I hate Mother's Day. . . No, it isn't because I'm not a mother. (I don't like baseball either, but I do like apple pie and hot dogs.)

1. I hate Mother's Day because everyone THINKS I'm unhappy even though I'm not.

2. Everyone spends a good deal of time tip-toeing around me at Church. I'm assuming this is because they are afraid my feelings could be easily hurt on this of all days.

3. They force the annual Mother's Day gift on me. It doesn't matter what it is, they want me to have it. I don't want it, whatever it is.

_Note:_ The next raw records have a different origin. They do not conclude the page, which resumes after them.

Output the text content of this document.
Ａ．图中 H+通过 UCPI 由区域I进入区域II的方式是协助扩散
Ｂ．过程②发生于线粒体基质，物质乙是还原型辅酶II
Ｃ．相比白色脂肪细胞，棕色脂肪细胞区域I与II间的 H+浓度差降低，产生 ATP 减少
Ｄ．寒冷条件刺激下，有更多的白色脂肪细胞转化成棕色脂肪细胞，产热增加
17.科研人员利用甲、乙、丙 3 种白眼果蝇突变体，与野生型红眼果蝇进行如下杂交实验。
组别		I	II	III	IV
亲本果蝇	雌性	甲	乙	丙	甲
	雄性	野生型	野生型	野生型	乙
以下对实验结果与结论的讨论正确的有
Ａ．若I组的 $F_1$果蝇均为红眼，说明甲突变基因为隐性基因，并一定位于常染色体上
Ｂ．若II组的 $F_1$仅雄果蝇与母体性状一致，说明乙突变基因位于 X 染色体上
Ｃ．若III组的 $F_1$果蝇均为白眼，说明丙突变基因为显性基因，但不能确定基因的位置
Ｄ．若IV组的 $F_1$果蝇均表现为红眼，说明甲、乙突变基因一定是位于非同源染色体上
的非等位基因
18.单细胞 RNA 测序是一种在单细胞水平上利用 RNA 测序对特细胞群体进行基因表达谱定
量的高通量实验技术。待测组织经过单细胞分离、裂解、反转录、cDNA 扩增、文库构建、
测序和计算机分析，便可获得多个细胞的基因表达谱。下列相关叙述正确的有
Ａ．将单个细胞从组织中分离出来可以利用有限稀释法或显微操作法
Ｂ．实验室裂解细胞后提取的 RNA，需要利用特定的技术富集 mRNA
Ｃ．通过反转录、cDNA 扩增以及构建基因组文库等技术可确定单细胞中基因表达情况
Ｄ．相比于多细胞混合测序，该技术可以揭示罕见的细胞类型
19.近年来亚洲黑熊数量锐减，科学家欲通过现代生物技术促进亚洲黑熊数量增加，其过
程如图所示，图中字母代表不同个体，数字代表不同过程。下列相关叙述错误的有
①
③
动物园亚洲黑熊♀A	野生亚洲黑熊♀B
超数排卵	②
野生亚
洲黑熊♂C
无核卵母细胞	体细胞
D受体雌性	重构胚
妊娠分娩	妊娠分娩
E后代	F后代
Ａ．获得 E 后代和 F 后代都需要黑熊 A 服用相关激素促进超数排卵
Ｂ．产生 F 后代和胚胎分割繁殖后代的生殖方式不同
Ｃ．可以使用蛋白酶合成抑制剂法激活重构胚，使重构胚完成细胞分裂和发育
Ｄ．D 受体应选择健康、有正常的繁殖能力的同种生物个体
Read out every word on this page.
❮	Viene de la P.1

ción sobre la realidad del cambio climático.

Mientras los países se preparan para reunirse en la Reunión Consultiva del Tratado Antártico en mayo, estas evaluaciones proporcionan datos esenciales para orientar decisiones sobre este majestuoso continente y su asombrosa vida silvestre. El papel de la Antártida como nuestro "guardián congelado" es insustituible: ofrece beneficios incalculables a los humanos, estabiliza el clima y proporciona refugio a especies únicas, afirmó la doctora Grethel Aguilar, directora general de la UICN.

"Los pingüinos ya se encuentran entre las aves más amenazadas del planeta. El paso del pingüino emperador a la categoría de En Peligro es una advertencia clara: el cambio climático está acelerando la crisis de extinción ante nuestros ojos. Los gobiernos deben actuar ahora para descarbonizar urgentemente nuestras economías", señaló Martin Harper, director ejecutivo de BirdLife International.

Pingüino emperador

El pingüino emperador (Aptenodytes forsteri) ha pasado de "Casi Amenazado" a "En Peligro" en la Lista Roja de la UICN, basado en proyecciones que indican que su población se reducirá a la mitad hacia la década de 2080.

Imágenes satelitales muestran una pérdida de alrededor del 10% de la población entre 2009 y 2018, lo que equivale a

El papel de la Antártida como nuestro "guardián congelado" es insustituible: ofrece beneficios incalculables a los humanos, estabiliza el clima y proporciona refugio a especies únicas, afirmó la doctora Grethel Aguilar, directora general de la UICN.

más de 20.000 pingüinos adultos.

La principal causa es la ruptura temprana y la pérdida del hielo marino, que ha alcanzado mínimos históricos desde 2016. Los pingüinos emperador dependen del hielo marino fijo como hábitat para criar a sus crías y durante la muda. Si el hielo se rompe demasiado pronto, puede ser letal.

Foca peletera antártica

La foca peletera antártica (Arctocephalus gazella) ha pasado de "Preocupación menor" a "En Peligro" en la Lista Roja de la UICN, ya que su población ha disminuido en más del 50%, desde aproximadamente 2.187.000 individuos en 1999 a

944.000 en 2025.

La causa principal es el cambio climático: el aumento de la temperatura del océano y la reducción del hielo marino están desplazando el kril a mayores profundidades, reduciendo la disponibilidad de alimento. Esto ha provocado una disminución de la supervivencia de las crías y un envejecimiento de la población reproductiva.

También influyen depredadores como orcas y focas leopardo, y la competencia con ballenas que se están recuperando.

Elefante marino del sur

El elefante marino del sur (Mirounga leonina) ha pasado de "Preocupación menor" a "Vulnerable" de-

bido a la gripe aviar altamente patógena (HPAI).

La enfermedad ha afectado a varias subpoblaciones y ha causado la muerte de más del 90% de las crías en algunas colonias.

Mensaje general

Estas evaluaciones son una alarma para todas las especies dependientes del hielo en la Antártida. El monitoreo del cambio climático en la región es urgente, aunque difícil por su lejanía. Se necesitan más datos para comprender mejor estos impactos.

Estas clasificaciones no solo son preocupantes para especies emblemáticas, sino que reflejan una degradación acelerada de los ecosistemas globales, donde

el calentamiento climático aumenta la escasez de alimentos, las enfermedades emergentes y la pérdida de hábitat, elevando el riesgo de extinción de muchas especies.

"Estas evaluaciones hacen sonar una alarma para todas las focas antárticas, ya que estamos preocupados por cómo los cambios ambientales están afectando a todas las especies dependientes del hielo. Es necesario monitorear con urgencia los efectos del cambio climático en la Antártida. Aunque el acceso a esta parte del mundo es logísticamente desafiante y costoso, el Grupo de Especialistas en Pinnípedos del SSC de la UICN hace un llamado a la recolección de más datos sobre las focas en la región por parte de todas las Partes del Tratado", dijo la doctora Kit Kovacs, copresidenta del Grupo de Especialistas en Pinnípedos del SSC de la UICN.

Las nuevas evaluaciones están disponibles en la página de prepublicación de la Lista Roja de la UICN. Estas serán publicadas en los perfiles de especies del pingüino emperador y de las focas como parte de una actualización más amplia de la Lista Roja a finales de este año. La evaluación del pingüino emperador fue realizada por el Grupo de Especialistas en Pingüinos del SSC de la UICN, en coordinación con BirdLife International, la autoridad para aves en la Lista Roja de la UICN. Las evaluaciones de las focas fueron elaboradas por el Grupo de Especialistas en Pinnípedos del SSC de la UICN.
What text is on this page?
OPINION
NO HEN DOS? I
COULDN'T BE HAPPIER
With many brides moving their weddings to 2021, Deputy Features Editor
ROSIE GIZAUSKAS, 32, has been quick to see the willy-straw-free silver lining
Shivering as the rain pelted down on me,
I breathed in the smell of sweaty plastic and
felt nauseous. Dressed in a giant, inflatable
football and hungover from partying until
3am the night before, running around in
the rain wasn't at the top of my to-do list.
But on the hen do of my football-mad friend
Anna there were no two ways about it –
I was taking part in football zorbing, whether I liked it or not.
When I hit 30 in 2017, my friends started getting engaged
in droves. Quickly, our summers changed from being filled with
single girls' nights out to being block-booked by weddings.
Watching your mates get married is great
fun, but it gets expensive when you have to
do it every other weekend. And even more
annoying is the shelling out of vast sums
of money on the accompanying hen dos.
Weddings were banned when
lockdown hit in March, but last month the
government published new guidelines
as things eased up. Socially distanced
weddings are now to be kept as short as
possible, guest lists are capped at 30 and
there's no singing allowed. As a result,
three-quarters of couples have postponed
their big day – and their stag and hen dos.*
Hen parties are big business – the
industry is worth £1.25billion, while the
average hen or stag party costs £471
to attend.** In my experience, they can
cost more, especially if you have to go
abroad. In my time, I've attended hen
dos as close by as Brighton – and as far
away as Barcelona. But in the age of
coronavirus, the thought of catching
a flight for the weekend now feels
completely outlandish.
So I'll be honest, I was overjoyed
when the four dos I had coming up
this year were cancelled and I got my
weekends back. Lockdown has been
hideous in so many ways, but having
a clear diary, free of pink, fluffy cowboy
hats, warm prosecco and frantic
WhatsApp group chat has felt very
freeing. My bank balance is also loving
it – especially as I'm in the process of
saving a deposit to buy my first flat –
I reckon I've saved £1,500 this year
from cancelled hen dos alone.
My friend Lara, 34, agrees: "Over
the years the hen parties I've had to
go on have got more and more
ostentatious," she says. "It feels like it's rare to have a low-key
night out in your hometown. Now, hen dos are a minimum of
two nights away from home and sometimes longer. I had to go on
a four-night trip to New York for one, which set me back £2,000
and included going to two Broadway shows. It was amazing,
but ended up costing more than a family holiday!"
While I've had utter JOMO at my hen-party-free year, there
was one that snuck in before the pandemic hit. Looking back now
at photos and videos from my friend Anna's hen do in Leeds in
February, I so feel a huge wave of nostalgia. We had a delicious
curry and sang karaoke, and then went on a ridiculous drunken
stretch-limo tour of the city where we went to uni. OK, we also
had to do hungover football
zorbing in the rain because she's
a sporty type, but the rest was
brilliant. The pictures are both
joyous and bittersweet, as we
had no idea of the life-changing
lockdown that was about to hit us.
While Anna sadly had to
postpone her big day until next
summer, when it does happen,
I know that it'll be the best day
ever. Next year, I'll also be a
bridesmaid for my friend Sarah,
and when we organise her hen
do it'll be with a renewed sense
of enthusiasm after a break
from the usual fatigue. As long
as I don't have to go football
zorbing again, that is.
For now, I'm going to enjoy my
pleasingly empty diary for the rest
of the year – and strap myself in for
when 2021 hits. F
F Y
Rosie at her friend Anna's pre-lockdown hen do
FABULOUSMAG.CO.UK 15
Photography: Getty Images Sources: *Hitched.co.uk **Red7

4. The idea of spending Church money on a purposeless gift appalls me. Surely, there are better uses for money. Do I sound like Judas Iscariot?

Stack and Moulton in the Salt Lake Tribune's "The present predicament: What gift should LDS wards give moms?" cover most of the issues:
Every year LDS wards face the same Mother's Day dilemma: What is the best and least-offensive token to give the moms?
No choice is perfect.
“It's a minefield of hurt feelings, no matter what you do,” says Chicago lawyer Kevin Barney.
For a celebration that began during the Civil War as a mother's plea for peace and healing, it seems ironic that it has spawned emotional heartache.
Sheri Dew's address, "Are We Not All Mothers?" is a classic. Perhaps local congregations can look to that for inspiration in selecting how best to honor the day. The Church seems to be suggesting they do.